EUDI Wallet : l’UE attend des entreprises qu’elles fassent des miracles, mais le RN reste sceptique !
Le fait principal
Le succès du EUDI Wallet, le portefeuille numérique européen, repose non pas sur la technologie elle-même, mais sur la capacité des entreprises et des administrations à en créer des usages concrets pour les citoyens.
Ce qui s’est passé
Avec l’adoption du règlement eIDAS 2.0, l’Europe s’engage à fournir un cadre pour une identité numérique interopérable d’ici 2026. Chaque citoyen devra pouvoir accéder à ce portefeuille numérique pour s’authentifier, partager des documents officiels et signer en ligne. Cependant, l’infrastructure ne sera véritablement utile que si elle répond à des besoins concrets.
Le contexte
Le paysage numérique actuel est truffé de complexités : création de comptes, transmission répétée de justificatifs, et vérifications d’identité. Ces frictions nuisent à l’expérience utilisateur et augmentent les abandons. L’EUDI Wallet se présente comme une solution, mais son adoption dépendra des cas d’usage développés par les entreprises et les administrations.
Les chiffres à retenir
Actuellement, de nombreuses démarches administratives nécessitent plusieurs étapes, ce qui devient un frein à l’adoption des innovations numériques. L’efficacité du EUDI Wallet pourrait transformer des processus tels que l’ouverture de comptes bancaires ou la location de véhicules, mais ces bénéfices ne seront réalisés que si les utilisateurs trouvent une valeur ajoutée immédiate.
Ce que cela révèle
Malgré les promesses d’une identité numérique simplifiée et sécurisée, le vrai défi réside dans l’intégration de ces outils dans le quotidien des citoyens. L’Europe a une occasion unique de définir des standards, mais sans usages concrets, même la meilleure des infrastructures risque de finir au fond d’un tiroir.

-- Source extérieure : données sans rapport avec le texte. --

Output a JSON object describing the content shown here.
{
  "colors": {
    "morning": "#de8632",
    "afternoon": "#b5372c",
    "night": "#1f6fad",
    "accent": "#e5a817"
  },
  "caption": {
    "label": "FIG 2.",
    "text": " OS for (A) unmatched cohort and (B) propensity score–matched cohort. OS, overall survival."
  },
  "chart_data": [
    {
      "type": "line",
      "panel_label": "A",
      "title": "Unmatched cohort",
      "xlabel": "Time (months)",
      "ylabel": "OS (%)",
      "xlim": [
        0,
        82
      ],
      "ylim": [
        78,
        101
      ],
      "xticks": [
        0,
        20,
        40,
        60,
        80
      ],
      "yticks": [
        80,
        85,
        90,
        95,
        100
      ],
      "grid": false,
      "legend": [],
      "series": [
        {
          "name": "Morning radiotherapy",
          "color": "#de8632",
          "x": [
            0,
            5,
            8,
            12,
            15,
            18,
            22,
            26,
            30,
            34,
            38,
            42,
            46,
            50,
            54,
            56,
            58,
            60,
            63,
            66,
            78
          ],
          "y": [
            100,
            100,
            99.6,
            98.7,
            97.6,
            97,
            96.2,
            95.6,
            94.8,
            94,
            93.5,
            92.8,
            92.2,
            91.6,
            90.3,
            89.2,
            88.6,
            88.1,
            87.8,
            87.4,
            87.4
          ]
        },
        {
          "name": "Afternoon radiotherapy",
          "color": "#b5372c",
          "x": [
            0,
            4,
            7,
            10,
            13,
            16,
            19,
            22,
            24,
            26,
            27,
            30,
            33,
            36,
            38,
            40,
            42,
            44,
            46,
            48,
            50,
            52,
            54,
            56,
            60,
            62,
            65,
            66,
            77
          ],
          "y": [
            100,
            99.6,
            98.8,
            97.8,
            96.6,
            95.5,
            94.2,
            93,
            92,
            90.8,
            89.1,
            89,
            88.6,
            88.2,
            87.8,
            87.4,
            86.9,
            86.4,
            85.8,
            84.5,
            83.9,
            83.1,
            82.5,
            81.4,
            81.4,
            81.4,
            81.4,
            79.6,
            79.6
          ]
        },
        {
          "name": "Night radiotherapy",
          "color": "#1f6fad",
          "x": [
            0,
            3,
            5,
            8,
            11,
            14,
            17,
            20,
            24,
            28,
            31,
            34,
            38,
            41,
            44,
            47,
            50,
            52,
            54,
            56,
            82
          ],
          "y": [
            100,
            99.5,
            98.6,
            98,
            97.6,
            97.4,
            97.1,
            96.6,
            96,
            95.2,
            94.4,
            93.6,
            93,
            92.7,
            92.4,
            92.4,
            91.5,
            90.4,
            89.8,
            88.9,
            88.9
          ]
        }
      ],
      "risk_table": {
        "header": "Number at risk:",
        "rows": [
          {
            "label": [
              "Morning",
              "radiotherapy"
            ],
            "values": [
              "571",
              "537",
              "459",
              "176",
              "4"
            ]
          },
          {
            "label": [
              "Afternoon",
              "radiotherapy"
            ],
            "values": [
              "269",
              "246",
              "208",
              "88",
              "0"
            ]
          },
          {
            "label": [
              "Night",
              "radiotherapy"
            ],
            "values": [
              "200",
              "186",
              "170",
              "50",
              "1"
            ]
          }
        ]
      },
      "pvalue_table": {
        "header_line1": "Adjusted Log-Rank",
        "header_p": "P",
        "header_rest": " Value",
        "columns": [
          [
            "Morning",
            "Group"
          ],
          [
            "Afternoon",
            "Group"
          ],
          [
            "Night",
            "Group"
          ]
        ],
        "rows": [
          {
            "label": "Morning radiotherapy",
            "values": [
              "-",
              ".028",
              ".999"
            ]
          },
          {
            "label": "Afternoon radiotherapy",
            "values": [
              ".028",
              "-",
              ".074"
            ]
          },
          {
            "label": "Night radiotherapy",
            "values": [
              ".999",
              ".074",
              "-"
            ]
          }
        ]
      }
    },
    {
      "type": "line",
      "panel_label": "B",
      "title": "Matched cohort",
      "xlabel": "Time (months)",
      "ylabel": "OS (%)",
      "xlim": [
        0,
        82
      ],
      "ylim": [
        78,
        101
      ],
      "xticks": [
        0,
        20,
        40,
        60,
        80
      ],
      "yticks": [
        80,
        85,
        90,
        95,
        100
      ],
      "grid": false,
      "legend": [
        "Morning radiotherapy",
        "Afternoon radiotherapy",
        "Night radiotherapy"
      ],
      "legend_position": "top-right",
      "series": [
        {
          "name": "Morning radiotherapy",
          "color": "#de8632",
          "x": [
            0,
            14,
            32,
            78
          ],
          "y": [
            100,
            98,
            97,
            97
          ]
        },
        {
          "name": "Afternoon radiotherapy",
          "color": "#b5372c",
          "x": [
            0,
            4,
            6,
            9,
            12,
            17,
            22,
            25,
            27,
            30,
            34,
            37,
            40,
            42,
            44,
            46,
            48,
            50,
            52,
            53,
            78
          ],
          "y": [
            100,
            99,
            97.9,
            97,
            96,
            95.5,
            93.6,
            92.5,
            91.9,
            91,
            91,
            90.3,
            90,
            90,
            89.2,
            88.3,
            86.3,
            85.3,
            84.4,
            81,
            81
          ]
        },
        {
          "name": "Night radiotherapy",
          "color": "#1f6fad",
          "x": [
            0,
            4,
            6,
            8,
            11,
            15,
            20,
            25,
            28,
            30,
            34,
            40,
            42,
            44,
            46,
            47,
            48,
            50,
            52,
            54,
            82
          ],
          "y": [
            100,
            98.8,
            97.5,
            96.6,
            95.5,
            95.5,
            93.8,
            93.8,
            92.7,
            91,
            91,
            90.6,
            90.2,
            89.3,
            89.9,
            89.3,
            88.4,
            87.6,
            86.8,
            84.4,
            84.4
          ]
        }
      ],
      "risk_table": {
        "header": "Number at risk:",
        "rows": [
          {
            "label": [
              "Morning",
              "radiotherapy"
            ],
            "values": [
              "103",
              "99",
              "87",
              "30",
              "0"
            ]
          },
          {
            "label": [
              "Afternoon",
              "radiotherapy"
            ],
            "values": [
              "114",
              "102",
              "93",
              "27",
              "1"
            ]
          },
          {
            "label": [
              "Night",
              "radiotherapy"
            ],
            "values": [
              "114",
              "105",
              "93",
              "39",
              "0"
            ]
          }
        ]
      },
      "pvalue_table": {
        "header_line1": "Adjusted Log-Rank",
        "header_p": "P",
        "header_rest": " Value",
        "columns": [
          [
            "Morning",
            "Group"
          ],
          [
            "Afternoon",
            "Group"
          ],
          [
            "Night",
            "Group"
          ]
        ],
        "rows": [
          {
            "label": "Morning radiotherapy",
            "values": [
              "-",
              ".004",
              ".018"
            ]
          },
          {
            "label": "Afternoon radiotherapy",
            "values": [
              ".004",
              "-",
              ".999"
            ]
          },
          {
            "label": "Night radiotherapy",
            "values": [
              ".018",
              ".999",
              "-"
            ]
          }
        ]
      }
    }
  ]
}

En somme, l’EUDI Wallet pourrait se transformer en un gadget technologique inutilisé, sauf si les entreprises s’engagent à le rendre indispensable.
Ce qu’il faut retenir
Le EUDI Wallet pourrait révolutionner la gestion de l’identité numérique en Europe, mais sans une adoption massive par les entreprises et un réel bénéfice pour les utilisateurs, il risque de n’être qu’un projet ambitieux sur le papier.